A brilliant piece of devised theatre and doesn’t contain a single dull moment

Water, Tricycle Theatre, Kilburn

5 stars

Devised theatre is rarely mediocre. Like the girl in the nursery rhyme it is either very very good or horrid. Happily, Water, created by theatre company Filter, is brilliant.

The piece follows two stories – that of Graham Johnson, a misanthropic environmental officer who suffers from depression – and Claudia Ford, a hard-nosed civil servant who is ‘better off alone’. Johnson’s father, we learn, was a marine biologist and Claudia is one of the delegates at a climate change summit in Vancouver with a cave diver boyfriend. Water is everywhere in the production and it defines the boundaries of the characters’ lives – even if they don’t, themselves, realise it.

Ferdy Roberts plays Graham Johnson, and occasionally his father Peter as well. Roberts as Graham is nervy and jittery – a Mummy’s boy at 38 – who is suddenly called to Vancouver to attend his estranged father’s funeral. He is intensely irritating but not entirely unsympathetic – and Roberts’ performance is entirely captivating.

Claudia is played by Victoria Moseley as an up-tight career-woman defined by her pencil skirt and her blackberry.
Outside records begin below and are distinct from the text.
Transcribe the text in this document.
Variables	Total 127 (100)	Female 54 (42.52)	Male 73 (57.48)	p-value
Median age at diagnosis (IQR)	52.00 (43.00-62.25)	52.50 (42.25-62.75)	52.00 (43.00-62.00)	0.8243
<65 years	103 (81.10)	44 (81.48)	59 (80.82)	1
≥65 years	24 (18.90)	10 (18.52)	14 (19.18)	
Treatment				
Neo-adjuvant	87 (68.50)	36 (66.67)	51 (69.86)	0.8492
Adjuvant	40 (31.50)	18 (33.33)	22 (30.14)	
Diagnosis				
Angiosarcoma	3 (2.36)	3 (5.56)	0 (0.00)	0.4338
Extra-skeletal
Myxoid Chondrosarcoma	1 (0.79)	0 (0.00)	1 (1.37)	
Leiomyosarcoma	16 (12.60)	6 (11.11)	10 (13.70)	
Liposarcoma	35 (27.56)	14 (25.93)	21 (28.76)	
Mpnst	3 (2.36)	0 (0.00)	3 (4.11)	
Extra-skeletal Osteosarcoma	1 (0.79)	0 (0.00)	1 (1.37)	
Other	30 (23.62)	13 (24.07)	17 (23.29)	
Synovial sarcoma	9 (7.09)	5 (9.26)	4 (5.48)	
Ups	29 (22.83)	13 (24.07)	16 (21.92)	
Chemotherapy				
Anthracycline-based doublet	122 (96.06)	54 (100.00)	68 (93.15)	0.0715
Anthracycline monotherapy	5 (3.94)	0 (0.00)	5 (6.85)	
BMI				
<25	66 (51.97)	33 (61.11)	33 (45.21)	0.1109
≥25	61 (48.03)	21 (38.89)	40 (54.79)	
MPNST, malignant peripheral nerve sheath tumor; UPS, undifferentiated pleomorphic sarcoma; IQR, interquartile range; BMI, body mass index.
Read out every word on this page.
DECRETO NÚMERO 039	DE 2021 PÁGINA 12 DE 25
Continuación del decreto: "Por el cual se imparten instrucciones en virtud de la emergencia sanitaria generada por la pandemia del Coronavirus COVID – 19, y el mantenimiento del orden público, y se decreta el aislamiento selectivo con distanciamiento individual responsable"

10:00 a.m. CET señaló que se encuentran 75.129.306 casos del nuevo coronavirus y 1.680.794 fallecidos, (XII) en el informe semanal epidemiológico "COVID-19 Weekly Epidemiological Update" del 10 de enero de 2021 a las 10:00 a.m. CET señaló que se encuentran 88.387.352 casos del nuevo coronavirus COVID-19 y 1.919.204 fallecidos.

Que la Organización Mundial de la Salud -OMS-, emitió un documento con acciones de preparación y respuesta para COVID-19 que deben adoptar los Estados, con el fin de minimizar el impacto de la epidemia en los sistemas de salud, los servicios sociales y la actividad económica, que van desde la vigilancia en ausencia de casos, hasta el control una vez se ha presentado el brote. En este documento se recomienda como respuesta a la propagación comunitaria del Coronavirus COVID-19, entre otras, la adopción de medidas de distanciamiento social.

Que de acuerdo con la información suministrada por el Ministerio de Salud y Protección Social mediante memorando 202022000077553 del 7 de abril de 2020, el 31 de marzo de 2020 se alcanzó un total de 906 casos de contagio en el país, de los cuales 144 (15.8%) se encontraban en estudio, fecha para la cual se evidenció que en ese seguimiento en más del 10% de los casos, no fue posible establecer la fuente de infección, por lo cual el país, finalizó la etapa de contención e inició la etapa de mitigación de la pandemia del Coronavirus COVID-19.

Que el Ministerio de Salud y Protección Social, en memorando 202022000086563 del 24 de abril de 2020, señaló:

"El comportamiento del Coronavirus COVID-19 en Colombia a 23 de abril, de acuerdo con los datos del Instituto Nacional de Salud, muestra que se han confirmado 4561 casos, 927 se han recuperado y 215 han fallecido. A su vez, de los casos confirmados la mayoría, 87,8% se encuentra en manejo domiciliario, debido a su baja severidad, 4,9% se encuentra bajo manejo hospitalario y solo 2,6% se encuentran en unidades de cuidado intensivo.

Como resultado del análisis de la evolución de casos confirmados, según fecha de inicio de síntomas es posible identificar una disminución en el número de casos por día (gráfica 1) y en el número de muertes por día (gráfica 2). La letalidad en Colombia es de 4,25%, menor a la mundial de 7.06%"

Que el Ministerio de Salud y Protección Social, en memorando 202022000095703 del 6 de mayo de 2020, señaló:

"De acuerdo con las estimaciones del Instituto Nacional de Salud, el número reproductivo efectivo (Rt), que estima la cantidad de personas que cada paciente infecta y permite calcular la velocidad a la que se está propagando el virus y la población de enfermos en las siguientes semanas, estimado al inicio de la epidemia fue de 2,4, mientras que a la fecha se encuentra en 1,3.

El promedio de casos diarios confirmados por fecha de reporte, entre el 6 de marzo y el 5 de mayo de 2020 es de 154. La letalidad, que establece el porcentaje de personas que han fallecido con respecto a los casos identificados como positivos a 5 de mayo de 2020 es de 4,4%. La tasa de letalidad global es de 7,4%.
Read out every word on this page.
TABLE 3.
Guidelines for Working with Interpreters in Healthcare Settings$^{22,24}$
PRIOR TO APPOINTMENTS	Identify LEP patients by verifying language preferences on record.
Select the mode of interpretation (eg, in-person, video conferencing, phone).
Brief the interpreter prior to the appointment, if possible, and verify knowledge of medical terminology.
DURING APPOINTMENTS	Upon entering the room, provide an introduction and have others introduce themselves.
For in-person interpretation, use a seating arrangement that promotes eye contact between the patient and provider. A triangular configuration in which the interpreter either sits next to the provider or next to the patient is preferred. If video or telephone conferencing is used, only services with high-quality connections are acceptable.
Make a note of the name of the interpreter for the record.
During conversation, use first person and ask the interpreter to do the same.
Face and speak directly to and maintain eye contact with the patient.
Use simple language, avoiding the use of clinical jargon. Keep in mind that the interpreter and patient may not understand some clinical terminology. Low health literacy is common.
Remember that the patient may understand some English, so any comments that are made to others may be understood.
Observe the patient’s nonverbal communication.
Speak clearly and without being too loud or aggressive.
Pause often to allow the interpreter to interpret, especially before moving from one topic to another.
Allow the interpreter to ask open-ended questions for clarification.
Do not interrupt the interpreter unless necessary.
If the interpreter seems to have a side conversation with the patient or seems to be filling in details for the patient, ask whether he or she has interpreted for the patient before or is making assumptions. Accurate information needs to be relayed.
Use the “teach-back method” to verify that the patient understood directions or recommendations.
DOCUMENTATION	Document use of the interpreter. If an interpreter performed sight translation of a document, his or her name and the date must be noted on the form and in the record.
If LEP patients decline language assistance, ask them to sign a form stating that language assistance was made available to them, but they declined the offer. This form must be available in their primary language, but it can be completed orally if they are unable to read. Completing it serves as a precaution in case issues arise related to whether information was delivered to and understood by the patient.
But this is an ensemble production and Moseley and Roberts’ performances are only one part of David Farr’s fast-paced creation.

Tim Phillips creates all kinds of sound-magic using a laptop, pedals and a baffling array of wires. The performers create sound by flicking their cheek, running a finger around a wine glass, tapping microphones, and speaking through amplifiers. As one character descends into an underwater cave we hear his heart beat, the whoosh of his oxygen cylinders and a computerised voice recording his depth. An utterly compelling piece of sound artistry.

Filter theatre company have also mastered the art of incorporating technology, not just into the staging of their shows but also into the stories they tell. Video calls and answer machines are integral to the plot of Water and their inclusion doesn’t feel at all contrived. Stage manager, Jess Gow, does a phenomenal job keeping track of the multitude of props involved and of knowing which piece of equipment is need when.

The one unsteady element of the evening was the title. The two stories at the centre of the evening have force enough without needing to be grouped under the umbrella of ‘Water’ – water may be a conspicuous presence in their lives but it does not define them. This theme clearly inspired the piece and gave David Farr and Filter a scaffold for the devising – but like scaffolding, the title should have been taken away and water should have been demoted to a motif. This isn’t a play about Water, it’s about misanthropy and the tug of love. But this is semantics: Water is a brilliant piece of devised theatre and doesn’t contain a single dull moment. It scoops you up, carries you along like a wave and then deposits you, panting, back into the theatre as the lights come up.